MTOPS was the first study to assess combined therapy with alpha-adrenergic antagonists and 5-alpha reductase inhibitors, for which the results were published over 10 years ago. Fwu et al. analyzed the results of this study in 2013. In their work, they studied the effect of monotherapy and combined therapy based on the results from various QoL tools and the effect on sexual function using Brief Male Sexual Function Inventory within the 4-year study [40]. Treatment with finasteride and combined therapy resulted in sexual function worsening, whereas doxazosin administration had minimal negative effect.
These data support EAU recommendations for dutasteride and tamsulosin combination administration in patients at high risk for disease development (higher prostate volume, low Qmax and high PSA) [3].

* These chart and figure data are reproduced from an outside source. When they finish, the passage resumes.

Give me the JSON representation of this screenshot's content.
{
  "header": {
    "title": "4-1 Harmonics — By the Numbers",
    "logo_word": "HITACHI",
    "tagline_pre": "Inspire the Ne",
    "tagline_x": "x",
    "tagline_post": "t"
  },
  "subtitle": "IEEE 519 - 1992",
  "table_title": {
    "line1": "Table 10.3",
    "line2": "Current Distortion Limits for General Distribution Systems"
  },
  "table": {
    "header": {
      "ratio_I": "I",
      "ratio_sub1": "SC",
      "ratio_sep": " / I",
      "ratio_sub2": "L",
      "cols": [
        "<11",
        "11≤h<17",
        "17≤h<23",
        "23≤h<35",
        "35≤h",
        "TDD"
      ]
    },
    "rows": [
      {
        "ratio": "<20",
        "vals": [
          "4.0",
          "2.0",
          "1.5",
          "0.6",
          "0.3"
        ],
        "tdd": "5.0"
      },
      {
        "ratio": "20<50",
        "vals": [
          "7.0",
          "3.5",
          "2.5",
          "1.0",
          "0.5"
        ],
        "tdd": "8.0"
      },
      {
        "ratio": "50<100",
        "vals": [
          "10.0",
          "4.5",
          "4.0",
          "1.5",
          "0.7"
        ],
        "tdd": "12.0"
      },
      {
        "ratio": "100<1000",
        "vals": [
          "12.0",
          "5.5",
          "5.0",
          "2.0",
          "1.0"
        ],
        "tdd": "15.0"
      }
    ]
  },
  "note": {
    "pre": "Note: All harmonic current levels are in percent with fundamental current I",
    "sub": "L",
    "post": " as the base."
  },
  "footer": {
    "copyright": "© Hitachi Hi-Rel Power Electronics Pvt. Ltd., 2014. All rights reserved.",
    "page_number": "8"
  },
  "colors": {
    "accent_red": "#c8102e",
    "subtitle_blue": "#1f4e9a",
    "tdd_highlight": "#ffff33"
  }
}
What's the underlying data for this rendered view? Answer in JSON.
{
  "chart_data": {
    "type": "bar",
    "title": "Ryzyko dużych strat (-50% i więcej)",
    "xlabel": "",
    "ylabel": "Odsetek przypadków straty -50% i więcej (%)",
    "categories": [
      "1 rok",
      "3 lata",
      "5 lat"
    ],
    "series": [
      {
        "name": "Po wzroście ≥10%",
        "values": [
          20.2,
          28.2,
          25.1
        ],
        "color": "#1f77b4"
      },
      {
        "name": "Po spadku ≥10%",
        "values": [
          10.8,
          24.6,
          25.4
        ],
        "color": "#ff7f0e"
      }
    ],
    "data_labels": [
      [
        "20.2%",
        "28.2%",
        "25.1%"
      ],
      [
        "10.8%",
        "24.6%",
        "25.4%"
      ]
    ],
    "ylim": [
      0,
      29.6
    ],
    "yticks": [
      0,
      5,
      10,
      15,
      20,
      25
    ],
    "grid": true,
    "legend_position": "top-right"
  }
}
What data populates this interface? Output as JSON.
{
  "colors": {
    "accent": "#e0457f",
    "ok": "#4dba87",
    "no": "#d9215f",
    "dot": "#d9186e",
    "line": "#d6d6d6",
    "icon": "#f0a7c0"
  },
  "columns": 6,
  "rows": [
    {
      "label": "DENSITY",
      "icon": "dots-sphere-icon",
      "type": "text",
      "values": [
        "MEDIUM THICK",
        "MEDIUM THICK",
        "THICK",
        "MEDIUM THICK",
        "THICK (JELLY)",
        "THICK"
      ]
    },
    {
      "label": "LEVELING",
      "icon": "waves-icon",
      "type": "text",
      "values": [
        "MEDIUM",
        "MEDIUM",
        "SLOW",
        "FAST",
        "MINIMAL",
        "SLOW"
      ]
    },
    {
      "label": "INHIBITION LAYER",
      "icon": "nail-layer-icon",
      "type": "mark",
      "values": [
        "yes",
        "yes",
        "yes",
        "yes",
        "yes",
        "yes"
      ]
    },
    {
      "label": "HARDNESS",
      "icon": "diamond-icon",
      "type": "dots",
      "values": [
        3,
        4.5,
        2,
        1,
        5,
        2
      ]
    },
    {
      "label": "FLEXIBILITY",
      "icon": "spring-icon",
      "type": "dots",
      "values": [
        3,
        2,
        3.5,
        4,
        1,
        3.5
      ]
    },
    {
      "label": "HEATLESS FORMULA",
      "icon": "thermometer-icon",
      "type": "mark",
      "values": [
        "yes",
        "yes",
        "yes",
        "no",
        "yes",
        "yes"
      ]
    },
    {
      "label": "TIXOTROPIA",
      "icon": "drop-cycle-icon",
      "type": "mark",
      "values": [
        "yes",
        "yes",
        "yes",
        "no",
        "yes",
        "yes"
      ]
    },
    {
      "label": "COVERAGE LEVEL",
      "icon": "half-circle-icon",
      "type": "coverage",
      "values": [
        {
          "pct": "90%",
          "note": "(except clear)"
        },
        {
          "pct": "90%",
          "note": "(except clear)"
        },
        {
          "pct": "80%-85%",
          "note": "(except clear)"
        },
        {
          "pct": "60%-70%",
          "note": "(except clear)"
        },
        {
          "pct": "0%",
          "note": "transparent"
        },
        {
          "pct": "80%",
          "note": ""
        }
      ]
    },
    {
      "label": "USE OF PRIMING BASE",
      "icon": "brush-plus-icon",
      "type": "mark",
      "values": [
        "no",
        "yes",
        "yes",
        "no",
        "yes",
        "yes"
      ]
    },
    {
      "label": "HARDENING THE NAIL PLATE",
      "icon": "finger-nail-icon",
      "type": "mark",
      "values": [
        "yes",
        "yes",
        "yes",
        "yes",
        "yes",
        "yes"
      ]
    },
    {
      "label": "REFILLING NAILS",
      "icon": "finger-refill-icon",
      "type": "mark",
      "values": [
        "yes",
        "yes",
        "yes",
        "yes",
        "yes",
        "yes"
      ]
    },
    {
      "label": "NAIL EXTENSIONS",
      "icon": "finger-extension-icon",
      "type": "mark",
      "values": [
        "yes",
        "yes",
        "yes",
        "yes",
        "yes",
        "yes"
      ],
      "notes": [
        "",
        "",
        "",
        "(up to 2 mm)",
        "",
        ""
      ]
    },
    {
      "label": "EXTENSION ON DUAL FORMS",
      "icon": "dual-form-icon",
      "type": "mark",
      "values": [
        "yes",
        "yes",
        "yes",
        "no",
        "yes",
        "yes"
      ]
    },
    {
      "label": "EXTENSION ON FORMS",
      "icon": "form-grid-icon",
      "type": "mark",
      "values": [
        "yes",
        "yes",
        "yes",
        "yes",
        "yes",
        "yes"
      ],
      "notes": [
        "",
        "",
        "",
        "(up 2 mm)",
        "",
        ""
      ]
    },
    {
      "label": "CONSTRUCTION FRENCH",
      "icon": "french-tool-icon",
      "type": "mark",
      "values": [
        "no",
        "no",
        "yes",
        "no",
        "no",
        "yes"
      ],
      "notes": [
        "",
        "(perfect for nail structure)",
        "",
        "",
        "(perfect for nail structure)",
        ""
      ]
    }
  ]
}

There are some limitations including the brief discussion of different combinations for BPH therapy, silodosin as the only discussed alpha-blocker and absence in this review of some drug groups (muscarinic receptor antagonists and beta-3 agonists). This was done due to the strong limitation of the text size.
CONCLUSIONS
Specialists can evaluate various factors to choose a particular drug treatment for patients with BPH-LUTS, including the degree of the symptom severity, concurrent diseases, the possibility of therapeutic effect on the symptoms and patient’s QoL and the potential development of side effects associated with certain drugs. Despite the fact that no new drug for the treatment of LUTS was registered during the past 24 months, studies conducted within this period make us take a fresh look at the old principles. The performed analysis suggests the possibility for implementation of individualized medicine principles, allowing for the selection of the most effective drug or drug combination in each specific case.
The current literature analysis suggests that the introduction of PDE5 inhibitors in clinical practice for the treatment of patients with BPH-LUTS will allow for significant expansion of the therapeutic options for the treatment of this disease.
CONFLICTS OF INTEREST
Diana Priymak is an employee of Eli Lilly and Company. No other authors have any conflicts of interest to disclose.